The rooms are overlooking the sea with balcony in each of it, not to mention the bed is overlooking the big window. When I woke up I could see the beautiful horizon in front of me. I would say that this resort has a great facilities; a beautiful architecture, a pool overlooking the ocean, a gym, a coffee shop, a restaurant, and when we stay at the hotel we also get free ticket entrance to Wisata Bahari Lamongan (an amusement park beside this resort), but I did not feel satisfied with their service.

We got free dinner and it was said that the dinner would be available at 7 pm. When I arrived at the restaurant at 7 pm, a lot of the menus on the buffet are already unavailable anymore and there were a lot of dirty tables with glasses and plates that were not been taken care of. Speaking of the key of a great hotel is service, right? And at the pool there was an announcement board which say the pool open until 9 pm, but when I got there at 8 pm the pool was already closed. Why do this misinformation could happenned? 

So, I give this hotel rate 2.5 out of 5 stars.
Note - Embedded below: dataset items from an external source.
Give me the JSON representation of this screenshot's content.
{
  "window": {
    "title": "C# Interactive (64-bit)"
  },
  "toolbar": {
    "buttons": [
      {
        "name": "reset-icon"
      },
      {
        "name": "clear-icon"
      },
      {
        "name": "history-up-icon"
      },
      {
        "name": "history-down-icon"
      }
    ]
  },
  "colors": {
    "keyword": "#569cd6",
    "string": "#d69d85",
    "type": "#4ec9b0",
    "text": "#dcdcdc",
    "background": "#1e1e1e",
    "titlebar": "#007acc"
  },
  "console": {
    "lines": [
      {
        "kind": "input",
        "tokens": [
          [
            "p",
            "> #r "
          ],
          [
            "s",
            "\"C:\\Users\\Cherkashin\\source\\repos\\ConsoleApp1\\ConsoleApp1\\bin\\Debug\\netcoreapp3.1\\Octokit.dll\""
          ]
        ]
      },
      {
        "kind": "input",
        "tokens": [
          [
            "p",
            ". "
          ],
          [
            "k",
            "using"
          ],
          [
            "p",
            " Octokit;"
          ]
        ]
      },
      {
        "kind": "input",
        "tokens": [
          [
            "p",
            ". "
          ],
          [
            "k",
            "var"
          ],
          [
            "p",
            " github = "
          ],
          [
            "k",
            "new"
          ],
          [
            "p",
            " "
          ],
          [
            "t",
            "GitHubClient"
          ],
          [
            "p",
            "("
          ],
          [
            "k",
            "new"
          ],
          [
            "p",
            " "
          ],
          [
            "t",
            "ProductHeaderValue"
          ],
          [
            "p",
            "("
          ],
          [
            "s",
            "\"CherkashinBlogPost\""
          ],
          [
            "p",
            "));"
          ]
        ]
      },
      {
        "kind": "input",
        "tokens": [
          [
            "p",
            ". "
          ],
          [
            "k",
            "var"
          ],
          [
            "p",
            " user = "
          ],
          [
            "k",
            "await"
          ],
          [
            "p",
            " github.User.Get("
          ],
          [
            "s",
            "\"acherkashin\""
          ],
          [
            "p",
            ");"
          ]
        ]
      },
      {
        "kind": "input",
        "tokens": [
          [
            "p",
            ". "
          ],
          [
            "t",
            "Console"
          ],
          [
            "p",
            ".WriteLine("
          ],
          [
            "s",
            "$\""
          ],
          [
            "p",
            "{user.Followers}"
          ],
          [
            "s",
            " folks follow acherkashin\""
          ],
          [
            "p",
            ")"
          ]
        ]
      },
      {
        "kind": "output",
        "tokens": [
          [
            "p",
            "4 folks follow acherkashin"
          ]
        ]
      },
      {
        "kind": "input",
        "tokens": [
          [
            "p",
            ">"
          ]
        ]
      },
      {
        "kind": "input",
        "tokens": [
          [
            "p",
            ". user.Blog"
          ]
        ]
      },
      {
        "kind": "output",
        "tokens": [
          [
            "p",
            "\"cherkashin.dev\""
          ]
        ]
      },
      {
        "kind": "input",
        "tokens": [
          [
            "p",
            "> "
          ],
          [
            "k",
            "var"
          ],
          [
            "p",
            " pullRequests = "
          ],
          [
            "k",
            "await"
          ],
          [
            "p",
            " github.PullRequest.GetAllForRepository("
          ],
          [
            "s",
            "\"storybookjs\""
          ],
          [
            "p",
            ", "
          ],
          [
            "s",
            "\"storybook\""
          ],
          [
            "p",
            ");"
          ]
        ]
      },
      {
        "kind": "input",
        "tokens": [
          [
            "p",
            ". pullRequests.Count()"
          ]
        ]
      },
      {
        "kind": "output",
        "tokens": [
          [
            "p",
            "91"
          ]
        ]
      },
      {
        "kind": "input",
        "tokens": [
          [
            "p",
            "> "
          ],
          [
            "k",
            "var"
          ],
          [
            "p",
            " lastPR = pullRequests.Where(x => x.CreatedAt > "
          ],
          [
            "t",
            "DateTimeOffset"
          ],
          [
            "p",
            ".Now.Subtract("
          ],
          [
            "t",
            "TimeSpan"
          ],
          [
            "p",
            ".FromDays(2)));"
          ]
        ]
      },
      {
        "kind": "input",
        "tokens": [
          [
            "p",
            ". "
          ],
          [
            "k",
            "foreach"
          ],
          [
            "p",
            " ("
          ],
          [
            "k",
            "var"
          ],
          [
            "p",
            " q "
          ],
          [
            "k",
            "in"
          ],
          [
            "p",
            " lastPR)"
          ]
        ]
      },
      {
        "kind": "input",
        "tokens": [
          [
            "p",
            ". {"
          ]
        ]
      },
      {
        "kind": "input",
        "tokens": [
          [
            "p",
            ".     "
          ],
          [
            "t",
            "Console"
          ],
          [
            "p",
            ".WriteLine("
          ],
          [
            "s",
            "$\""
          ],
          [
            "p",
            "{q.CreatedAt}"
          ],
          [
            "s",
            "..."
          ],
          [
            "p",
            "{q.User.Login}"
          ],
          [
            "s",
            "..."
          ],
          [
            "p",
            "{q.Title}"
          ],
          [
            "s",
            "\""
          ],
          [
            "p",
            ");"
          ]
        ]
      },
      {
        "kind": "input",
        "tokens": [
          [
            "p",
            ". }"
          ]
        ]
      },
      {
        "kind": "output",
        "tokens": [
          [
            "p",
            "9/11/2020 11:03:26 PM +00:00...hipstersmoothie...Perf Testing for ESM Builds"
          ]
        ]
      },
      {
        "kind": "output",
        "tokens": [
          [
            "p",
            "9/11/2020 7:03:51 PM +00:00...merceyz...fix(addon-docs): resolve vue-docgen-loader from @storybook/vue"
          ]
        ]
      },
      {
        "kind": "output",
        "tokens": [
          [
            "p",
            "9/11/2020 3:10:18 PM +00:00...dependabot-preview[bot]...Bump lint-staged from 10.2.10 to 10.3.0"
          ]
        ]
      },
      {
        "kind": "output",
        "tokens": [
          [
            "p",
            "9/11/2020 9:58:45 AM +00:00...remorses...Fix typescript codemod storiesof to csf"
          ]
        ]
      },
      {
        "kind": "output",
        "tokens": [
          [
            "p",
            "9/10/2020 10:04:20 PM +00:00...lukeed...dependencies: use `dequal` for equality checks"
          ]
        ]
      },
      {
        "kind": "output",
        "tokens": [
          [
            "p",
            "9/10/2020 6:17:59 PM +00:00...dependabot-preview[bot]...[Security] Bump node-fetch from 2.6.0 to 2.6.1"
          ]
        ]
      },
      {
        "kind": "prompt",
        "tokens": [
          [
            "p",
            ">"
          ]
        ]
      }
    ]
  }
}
It is okay to go here when you need a quick staycation but when I have a longer off days I think I prefer to go to Bali for I haven't once found flaws about hotel service in Bali. 



Top (Tailor-made), Pants (This is April), Shoes (American Eagle at Payless)





Wisata Bahari Lamongan (an Amusement Park on The Shoreline)
Jalan Raya Paciran, Paciran, Lamongan
East Java, 62264
Phone (+62322) 666 111
Entrance fee: idr 60.000 (USD 4.5) weekdays, idr 80.000 (USD 6) weekend

Because we got free tickets to enter Wisata Bahari Lamongan, an amusement park on the shoreline located beside this resort, we decided to spend a little time wandering around this amusement park. I have ever visited this amusement park once when I was still in middle school so I almost forget about it.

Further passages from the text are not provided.